To expand my business, be able to cook for more people in my community, and support more small local growers, I am opening a commercial kitchen and small event space in July of 2023.
I started Plated Table 9 years ago with the goals of making eating locally easier for busy families, being a part of local food systems, and supporting the growth and sustainability of my community. Plated Table has evolved a lot over the years, and I am proud to say those values still form its backbone. I look forward to the ways increased resources for my business will also help me more frequently donate my skills to cook for fundraisers at local schools and nonprofits, and gift excess food to neighbors and food pantries.
I grew up in rural Indiana, surrounded by fields of corn, soybeans, cows, and pigs. Though my family did not farm, farming was a big part of our community, and too, our everyday lives.

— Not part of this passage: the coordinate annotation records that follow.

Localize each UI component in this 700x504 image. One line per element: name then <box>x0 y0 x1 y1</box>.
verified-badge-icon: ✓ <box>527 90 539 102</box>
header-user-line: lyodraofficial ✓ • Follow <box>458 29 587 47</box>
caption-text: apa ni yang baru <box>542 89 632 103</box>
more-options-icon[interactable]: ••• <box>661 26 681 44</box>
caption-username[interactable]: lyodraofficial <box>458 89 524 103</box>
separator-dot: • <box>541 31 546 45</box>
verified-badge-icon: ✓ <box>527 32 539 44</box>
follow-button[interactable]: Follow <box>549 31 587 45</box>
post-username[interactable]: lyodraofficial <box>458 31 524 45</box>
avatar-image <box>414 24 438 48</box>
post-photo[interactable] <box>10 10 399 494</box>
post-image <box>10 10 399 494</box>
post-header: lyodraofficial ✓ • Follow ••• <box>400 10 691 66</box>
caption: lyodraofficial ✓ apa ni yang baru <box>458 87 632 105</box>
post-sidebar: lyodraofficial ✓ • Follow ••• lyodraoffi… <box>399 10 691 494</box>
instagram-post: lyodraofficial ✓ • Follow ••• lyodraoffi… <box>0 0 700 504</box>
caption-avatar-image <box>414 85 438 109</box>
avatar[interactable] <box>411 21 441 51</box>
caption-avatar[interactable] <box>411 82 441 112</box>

My family was one of eaters. We ate almost every meal together, cooked by my mother, seated at the table. Like many, there were certain things we ate seasonally – crisp watermelon; swollen corn on the cob; asparagus from my grandpa’s backyard; warm tomatoes off the vine – but ironically, surrounded by agriculture, we otherwise grew up eating scarcely any local food. It wasn’t until college I realized the majority of the “food” growing around me as a child was not being eaten by people at all, and that mono crop farming methods hurt not just the land, but also the generations of people that work the land in a multitude of ways.
Eating seasonally can be challenging and requires creativity and relationships with growers, which can be extra hurdles to putting food on the table. Through Plated Table I am able to make eating local easier, keep money in the local economy, and support my community – and when my customers buy from me, they know that they are supporting those same values they too believe in, fork first.